Le Revenu de Citoyenneté (RdC) a représenté un soutien économique important, dont la bonne utilisation dépendait de la véracité des déclarations des demandeurs. Un aspect crucial concernait la notion d'"état de détention" des membres du foyer. La Cour de Cassation, par l'arrêt n° 24419, déposé le 3 juillet 2025, a apporté une clarification fondamentale sur cette définition, avec des implications pour la transparence et la légalité.
Le Décret-Loi n° 4/2019 (converti en Loi n° 26/2019), à l'art. 3, alinéa 13, imposait aux demandeurs de RdC de communiquer rapidement les changements, y compris la "restriction en état de détention" d'un membre du foyer. Cette information est essentielle, car la présence d'un membre de la famille détenu affecte le calcul de l'ISEE et le montant de la prestation.
La question principale, abordée par la Cour Suprême, était l'extension exacte du terme "état de détention" : devait-il s'entendre uniquement de la détention carcérale ou aussi de la détention à domicile ?
L'arrêt n° 24419/2025, dans le cas de l'accusée S. P., a confirmé la décision de la Cour d'Appel de Catane. Les juges de cassation ont établi que :
En matière de fausses déclarations visant à obtenir le revenu de citoyenneté, l'obligation pour le demandeur de déclarer, conformément à l'art. 3, alinéa 13, du décret-loi du 28 janvier 2019, n° 4, converti, avec modifications, par la loi du 28 mars 2019, n° 26, l'"état de détention" de l'un des membres de son foyer, pertinent pour la détermination du montant de la prestation percevable, doit être entendu comme se référant tant à la détention carcérale qu'à la détention à domicile.

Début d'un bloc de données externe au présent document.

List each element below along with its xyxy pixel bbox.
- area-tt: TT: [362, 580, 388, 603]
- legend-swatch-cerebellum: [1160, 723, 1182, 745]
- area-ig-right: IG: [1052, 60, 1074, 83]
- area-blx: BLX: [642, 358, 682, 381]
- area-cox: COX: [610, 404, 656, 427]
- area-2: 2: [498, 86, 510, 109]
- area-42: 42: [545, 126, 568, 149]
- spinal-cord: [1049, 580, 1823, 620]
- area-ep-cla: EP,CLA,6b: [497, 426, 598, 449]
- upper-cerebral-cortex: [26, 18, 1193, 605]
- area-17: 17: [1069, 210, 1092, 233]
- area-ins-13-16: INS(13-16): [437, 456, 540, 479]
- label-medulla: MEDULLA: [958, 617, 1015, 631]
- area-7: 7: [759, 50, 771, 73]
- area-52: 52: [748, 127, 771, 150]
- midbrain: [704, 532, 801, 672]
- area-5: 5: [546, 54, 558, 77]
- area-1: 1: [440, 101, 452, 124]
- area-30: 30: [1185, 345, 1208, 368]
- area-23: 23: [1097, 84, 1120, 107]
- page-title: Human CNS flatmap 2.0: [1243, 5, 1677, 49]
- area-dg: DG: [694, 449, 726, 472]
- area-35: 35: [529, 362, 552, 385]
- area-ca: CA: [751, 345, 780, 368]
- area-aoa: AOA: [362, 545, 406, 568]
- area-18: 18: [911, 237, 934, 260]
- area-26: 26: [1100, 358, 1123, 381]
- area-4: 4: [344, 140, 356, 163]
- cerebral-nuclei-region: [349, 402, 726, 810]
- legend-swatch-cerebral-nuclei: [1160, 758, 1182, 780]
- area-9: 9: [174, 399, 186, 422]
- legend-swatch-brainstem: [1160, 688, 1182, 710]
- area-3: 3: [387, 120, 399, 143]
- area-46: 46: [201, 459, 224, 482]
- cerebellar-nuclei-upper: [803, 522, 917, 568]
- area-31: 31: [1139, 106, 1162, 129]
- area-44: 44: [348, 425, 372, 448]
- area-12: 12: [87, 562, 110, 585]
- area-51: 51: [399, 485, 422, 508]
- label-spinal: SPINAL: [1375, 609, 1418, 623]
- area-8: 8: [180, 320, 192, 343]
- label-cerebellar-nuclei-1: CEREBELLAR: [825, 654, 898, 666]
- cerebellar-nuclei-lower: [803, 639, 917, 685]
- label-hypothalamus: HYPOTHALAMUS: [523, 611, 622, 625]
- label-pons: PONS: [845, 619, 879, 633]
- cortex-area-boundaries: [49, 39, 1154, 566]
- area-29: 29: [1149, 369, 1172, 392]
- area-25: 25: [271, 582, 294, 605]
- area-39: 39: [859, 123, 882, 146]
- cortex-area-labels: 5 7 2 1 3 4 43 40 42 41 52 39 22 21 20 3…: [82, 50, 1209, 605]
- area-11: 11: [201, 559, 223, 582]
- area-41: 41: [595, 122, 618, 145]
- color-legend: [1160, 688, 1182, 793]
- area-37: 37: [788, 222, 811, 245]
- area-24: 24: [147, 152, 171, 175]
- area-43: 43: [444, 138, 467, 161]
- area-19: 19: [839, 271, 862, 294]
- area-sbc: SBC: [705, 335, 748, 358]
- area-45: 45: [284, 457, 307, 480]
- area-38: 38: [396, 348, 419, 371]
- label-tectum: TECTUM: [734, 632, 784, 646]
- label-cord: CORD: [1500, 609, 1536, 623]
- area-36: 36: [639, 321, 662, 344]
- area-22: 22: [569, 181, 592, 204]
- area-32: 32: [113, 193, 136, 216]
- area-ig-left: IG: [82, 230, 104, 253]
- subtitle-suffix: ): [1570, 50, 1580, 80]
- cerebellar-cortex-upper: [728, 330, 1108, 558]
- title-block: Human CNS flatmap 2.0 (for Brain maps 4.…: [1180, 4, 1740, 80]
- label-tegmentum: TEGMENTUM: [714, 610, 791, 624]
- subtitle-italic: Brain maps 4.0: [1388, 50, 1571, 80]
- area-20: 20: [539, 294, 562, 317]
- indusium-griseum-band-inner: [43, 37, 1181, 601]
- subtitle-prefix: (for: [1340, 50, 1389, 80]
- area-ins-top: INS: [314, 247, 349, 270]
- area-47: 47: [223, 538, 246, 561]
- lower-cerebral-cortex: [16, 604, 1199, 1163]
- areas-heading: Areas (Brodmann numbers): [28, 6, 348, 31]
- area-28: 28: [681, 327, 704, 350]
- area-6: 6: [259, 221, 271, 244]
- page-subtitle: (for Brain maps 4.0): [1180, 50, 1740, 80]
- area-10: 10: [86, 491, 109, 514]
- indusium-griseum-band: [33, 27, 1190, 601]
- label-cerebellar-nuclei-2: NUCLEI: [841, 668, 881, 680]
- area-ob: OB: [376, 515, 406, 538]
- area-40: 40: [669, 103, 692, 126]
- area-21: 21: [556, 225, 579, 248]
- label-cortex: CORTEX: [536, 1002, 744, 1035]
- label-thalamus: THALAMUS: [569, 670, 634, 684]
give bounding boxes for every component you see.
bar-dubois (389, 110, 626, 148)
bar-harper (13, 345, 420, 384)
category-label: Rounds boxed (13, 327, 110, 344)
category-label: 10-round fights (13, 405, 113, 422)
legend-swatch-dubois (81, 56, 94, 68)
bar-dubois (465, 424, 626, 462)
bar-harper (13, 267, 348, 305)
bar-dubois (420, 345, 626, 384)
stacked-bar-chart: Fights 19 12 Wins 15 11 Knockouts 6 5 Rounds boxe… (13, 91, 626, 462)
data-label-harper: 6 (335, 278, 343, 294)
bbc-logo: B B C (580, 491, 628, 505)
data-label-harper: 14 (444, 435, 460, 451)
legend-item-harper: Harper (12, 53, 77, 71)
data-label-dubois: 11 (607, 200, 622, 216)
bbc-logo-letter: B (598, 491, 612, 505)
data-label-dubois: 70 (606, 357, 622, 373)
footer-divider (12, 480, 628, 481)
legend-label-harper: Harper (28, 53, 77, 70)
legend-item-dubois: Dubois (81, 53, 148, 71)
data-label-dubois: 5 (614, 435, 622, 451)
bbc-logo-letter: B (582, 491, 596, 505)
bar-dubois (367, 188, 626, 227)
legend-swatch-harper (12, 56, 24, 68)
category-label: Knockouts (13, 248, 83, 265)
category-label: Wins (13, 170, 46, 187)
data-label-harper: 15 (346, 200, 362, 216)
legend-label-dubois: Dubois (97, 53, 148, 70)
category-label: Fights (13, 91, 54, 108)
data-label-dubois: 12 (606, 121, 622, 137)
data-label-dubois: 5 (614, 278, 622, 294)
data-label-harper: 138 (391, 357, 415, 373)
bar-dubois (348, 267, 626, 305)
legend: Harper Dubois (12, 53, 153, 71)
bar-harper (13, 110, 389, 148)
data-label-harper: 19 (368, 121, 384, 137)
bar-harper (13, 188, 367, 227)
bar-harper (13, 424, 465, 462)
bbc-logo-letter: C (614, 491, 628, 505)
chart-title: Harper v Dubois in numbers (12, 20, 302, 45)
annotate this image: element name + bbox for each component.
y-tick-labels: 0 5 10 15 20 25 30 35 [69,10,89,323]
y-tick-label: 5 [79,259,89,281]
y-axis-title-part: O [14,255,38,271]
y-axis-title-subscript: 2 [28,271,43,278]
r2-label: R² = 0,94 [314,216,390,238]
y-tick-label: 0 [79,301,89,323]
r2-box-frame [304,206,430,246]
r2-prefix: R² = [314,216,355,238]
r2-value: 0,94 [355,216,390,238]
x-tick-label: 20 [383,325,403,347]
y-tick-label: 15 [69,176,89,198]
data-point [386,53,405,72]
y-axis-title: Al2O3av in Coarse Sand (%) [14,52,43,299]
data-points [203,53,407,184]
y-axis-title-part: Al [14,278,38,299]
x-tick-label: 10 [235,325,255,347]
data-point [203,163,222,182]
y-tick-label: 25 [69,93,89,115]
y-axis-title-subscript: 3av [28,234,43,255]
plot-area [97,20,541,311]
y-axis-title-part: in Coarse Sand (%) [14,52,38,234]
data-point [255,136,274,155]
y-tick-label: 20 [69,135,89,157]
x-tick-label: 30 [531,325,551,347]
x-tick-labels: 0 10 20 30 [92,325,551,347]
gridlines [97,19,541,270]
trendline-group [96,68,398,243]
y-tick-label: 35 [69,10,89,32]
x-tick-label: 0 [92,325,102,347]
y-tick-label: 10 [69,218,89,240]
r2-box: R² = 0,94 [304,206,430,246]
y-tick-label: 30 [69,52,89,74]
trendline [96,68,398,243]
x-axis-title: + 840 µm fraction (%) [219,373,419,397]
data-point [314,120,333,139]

Cette décision est cruciale. Elle étend explicitement la notion d'"état de détention" à toute forme de privation de liberté personnelle, y compris la détention à domicile (art. 284 du Code de Procédure Pénale). La logique est qu'une personne détenue ne contribue pas au revenu familial et est souvent déjà assistée par l'État. Omettre cette information entraînerait une émission du RdC supérieure au montant dû, constituant une fausse déclaration idéologique.
Le non-respect de l'obligation déclarative, réaffirmé par la Cassation, n'est pas une erreur formelle. L'art. 7 du Décret-Loi 4/2019 prévoyait de sévères sanctions pénales pour les déclarations fausses ou les omissions pertinentes :
L'arrêt renforce le principe de légalité et l'importance de la transparence dans l'accès aux prestations sociales. La charge d'une déclaration véridique et complète incombe au demandeur ; le non-respect peut avoir de graves répercussions pénales et entraîner la révocation de la prestation.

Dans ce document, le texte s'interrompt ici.